In der Forschung sind derzeit bereits Bandbreiten von mehreren GBits/sec in
Arbeit. Denn physikalisch ist mit Glasfaser eine praktisch beliebige Bandbreite
realisierbar.

Nun zu den organisatorischen und politischen Auswirkungen: Wie an den
Tarifen oben zu sehen ist, bekommt mensch also fuer den zehnfachen Preis
eine an der Bandbreite gemessene 70-fache Leistung. Dies fordert ja geradezu
heraus, dass sich mehrere kleine Nutzer, z.B. in einer Region, eine schnellere
gemeinsame Leitung, z.B. an einen Diensteanbieter wie EUNet, Xlink o.ae. zulegt,
als parallel mehrere duenne Leitungen zu bezahlen. Das erzwingt eine fuer
hiesige Mittelstaendler meist ungewohnte Kooperation. Es folgen endlose
Diskussionen ueber Sicherheit (wg. Netzwerkanschluss) und wer denn nun von
wem profitiert.

Andererseits werden diese Hochgeschwindigkeitsnetze als Infrastruktur nur in
wenigen staedtischen Zentren wirklich kostenguenstig angeboten werden koennen.
Das Gefaelle zwischen staedtischen und laendlichen Gebieten wird sich weiter
verstaerken, weil Informations- und Kommunikationskosten in zukuenftigen
Produktions- und Dienstleistungszentren die wichtigsten Kosten sein koennten.

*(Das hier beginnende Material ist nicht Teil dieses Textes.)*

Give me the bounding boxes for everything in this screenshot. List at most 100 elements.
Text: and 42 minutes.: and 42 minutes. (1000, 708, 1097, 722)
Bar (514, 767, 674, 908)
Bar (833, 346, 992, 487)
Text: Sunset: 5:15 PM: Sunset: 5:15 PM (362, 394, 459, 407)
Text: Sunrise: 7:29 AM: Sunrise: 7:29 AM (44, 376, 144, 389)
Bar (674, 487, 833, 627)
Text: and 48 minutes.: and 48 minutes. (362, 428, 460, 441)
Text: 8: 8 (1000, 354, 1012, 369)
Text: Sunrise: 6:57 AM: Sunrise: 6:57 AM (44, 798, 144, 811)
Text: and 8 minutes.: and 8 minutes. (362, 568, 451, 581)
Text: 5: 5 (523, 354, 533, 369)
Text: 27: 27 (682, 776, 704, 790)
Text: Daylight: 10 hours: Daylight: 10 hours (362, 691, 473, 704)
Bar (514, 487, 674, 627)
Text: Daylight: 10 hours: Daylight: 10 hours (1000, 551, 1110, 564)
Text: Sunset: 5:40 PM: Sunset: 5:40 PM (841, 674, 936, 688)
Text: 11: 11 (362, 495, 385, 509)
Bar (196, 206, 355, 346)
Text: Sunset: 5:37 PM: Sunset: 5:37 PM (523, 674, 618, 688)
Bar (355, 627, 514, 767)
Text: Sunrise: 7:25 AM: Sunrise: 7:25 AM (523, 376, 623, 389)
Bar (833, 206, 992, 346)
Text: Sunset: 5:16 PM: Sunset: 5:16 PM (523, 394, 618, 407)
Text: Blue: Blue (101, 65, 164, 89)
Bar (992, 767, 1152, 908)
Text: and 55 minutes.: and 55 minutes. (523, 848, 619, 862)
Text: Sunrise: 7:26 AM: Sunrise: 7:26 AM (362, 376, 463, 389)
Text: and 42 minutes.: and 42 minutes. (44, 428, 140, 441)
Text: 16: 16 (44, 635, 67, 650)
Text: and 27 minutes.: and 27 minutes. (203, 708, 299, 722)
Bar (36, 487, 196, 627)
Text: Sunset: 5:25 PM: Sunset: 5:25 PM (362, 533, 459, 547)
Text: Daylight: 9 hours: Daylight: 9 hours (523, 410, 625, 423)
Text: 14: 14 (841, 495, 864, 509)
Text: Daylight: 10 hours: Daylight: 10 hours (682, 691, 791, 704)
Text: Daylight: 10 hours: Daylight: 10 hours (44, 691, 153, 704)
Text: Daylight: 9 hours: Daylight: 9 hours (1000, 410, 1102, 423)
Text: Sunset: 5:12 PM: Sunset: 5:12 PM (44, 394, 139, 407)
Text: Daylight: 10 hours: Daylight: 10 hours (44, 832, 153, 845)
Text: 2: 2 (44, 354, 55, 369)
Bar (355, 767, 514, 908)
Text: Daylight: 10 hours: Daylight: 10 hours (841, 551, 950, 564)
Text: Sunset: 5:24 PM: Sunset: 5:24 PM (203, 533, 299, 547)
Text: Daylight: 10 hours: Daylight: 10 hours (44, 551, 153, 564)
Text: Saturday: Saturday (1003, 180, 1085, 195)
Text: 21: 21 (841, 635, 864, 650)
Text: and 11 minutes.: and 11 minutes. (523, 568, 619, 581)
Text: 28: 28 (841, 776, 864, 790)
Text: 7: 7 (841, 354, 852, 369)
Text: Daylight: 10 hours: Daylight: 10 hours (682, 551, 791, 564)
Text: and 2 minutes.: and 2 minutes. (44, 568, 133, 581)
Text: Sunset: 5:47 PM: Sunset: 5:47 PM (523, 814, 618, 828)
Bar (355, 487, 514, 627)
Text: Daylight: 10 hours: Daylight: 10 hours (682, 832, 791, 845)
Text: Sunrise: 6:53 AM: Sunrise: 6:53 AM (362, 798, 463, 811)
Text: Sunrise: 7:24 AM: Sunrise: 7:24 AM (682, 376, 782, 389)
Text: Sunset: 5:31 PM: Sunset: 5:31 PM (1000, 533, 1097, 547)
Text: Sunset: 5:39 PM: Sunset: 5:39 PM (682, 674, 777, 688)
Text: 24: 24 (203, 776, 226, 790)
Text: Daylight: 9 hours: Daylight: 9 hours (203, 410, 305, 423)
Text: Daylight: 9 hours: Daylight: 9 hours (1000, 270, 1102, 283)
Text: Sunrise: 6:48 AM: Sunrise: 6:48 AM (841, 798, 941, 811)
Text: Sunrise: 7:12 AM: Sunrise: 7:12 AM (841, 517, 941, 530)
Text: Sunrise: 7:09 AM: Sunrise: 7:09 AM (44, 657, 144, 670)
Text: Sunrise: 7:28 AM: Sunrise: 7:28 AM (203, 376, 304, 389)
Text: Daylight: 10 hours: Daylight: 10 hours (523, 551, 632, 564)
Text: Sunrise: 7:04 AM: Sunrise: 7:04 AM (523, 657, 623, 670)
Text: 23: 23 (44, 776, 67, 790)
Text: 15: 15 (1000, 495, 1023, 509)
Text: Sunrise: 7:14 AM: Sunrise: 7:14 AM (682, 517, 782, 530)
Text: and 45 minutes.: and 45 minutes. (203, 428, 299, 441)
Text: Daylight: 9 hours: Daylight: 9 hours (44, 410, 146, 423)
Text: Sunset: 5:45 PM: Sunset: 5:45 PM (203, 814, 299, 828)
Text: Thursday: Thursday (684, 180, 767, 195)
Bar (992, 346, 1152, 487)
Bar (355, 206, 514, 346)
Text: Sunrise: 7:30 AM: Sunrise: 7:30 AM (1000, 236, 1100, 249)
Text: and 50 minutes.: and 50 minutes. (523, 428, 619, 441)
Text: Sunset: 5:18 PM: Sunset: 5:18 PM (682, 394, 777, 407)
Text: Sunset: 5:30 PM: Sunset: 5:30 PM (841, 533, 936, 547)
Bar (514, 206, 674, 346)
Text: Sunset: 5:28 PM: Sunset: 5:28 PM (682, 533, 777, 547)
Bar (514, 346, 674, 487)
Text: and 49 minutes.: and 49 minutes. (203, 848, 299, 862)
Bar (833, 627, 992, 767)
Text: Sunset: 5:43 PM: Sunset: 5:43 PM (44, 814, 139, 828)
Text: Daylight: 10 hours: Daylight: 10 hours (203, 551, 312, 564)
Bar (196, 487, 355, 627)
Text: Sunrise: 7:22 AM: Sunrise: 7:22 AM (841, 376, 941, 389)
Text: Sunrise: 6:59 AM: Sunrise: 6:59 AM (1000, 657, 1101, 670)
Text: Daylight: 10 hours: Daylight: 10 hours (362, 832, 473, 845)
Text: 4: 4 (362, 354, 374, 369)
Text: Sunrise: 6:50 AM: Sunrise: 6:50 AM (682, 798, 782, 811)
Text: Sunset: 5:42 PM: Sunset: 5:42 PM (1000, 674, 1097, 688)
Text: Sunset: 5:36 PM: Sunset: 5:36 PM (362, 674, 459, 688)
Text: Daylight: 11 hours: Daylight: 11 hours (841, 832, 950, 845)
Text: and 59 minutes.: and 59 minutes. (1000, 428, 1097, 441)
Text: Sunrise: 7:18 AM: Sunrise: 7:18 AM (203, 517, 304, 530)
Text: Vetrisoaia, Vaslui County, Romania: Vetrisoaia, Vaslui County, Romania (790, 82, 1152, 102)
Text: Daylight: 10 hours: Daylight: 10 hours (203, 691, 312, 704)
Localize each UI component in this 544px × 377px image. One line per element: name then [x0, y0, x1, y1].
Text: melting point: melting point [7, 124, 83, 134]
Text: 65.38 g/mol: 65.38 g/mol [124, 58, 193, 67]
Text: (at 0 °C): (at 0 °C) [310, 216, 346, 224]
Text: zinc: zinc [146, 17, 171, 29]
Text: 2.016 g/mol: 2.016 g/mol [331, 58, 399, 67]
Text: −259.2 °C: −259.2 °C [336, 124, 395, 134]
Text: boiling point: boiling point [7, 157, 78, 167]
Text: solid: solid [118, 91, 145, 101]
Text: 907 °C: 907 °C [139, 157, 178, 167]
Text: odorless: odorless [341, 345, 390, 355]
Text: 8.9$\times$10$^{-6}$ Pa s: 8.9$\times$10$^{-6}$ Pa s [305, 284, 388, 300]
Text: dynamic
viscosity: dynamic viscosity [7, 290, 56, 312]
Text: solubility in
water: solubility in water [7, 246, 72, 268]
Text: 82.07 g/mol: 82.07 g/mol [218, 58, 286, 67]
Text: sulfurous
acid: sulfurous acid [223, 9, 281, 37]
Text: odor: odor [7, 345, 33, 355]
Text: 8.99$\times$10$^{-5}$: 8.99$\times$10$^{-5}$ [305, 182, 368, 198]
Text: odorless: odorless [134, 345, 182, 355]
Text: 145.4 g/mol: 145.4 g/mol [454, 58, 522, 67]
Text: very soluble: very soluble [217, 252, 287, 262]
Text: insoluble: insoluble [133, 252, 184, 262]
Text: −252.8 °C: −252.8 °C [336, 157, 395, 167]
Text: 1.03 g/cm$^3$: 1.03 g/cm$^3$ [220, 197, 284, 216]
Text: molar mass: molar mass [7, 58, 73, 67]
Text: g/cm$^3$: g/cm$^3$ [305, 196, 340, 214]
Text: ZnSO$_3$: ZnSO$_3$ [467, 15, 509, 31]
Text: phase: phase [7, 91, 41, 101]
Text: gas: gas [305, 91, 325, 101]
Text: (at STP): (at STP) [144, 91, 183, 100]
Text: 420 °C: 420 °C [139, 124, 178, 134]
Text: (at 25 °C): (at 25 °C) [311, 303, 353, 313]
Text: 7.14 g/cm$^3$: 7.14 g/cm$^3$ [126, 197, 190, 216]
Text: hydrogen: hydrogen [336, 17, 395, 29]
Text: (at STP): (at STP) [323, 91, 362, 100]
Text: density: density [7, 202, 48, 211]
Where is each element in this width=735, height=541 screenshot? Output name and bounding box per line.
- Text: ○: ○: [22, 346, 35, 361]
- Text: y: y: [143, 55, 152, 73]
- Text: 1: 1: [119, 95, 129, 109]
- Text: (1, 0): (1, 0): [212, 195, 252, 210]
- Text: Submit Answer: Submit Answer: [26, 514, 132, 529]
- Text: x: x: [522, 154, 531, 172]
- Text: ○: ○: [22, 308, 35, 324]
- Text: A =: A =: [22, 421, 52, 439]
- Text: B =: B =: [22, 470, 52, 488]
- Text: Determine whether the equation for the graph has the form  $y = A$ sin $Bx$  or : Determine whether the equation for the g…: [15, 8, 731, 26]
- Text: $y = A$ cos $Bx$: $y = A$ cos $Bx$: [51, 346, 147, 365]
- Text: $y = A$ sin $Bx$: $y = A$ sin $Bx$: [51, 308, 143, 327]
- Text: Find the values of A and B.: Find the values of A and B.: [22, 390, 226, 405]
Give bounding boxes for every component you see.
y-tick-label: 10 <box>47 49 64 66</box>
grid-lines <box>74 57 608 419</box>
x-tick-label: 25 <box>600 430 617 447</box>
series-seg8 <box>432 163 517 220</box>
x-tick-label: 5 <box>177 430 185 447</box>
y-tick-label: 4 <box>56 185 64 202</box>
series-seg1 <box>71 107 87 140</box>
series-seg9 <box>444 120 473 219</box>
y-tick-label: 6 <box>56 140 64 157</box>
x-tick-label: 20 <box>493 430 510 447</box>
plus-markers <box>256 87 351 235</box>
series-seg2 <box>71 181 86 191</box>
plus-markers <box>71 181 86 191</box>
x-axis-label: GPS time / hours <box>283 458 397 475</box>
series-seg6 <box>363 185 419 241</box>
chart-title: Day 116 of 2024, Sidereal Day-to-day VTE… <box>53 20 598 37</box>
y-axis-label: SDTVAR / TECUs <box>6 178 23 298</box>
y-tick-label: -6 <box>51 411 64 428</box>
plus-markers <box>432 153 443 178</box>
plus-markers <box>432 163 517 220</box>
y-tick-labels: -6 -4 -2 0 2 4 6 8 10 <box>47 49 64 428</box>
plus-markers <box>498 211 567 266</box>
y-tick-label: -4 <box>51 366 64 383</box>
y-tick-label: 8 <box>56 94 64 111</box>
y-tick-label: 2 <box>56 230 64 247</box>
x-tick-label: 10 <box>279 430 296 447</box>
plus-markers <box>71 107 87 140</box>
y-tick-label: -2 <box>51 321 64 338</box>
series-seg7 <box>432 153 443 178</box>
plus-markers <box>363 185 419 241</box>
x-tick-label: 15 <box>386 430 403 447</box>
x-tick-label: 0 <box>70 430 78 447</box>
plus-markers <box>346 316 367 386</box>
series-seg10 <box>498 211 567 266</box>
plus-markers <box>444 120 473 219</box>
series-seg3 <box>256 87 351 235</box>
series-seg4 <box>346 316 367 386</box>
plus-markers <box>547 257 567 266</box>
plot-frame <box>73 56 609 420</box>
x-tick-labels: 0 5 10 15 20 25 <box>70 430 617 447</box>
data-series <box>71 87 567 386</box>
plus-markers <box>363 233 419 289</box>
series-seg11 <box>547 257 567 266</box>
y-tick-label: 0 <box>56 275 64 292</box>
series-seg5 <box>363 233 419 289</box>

Als weiterer Effekt koennen diejenigen, die diese hohen Bandbreiten als erste
finanzieren und weiterverkaufen werden, eine Art Verdraengung durchsetzen.
Wer hier nur kurze Zeit spaeter einsteigt, kommt aus der Position des ewigen
Zweiten nicht mehr heraus. Dies wird dazu fuehren, dass vor allem die Firmen
mit einem langen Atem in der Finanzierung, also internationale
Telekommunikationsunternehmen, die Hauptnutzniesser der technischen
Innovation sein werden. Ob dies nun bei einer Demokratie, die ja
hauptsaechlich davon lebt, dass alle einen aehnlichen Informations- und
Kommunikation-Stand haben, funktioniert?